After about two hours we pass the border and the yourney across the monotonous German landscape starts. I am not familiar with Germany, though it is our neighbour. In the past it was not done to travel to Germany. First of all because it was Germany and secondly because there lived Germans who spoke German. While I think this over, I fall asleep. I dream about my childhood, when we were during summerholidays on the beach of Zandvoort, a little village near Amsterdam. I see the big castles the Germans used to dig out of the sand. With shells they wrote the names of their cities in the sand: "Hamburg, Essen, Stuttgart", as if they still wanted to occupy our country. That was in the fifties of the last century, when the Dutch were still sensitive because of the war. The Germans were working all day on their sandcastles and finally they were that huge, that you hardly could imagine they would ever vanish. At least that was what the Germans thought. We knew how hard the Dutch elements could be: wind, water and most of all us kids could in one night destroy what had been built up during the day by German hands. I see their astonished faces when they arrive at their eternal castles the day after.
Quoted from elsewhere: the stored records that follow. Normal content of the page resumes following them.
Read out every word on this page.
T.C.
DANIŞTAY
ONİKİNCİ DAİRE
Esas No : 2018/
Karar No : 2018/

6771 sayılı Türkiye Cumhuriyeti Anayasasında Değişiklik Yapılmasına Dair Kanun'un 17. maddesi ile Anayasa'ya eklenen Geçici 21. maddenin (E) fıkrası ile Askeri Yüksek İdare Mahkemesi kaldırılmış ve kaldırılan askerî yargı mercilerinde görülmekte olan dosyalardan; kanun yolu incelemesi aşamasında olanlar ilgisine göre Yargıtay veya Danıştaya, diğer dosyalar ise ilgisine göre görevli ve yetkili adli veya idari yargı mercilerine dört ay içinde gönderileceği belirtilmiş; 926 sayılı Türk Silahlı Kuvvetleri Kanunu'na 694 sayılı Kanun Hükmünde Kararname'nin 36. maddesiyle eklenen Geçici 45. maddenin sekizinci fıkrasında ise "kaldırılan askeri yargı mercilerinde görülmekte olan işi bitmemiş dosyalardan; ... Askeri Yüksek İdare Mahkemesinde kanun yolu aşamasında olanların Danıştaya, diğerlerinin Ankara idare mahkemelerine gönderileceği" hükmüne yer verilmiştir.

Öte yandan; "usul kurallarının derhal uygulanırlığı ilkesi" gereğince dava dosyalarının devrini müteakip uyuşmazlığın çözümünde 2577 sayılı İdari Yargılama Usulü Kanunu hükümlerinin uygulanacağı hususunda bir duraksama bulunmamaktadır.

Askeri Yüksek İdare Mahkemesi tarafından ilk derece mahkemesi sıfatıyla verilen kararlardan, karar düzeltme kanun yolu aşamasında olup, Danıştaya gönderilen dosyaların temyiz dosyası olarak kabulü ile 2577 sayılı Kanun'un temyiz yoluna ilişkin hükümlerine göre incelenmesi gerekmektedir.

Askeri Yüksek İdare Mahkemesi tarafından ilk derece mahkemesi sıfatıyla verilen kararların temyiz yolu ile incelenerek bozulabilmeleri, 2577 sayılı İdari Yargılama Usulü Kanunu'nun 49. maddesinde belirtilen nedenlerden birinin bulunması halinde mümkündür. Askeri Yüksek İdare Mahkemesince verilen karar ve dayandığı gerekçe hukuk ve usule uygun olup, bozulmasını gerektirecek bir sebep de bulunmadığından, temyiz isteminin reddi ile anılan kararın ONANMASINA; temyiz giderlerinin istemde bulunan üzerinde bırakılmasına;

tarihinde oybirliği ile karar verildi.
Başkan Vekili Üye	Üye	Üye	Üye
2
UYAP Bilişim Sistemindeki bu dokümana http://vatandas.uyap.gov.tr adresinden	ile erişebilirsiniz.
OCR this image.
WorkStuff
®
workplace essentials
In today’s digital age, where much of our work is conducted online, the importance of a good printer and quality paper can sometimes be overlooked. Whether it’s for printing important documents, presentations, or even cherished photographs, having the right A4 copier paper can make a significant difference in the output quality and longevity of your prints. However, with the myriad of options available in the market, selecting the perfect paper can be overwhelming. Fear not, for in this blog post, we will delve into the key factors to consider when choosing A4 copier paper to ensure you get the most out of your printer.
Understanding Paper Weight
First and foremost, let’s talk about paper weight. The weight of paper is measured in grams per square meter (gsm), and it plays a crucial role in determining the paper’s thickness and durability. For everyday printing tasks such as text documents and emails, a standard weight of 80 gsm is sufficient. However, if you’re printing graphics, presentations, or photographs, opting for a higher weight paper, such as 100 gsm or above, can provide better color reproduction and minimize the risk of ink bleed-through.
"Hannover", a loud voice calls out and I awake with a shock. Through the window I see the station of Hannover. Nowadays things have changed. Germany and Holland are good neighbours and the Germans are the niciest people you can meet.
At 6pm we arrive in Berlin. Our hotel is near the Gedaechtniskirche, a remnant of the second worldwar. After the bombing in 1943 the church was destroyed. Now the ruine is a memorial. It looks like one of the sandcastles in Zandvoort after one night of Dutch elements. It is sad and impressive. How can we forget?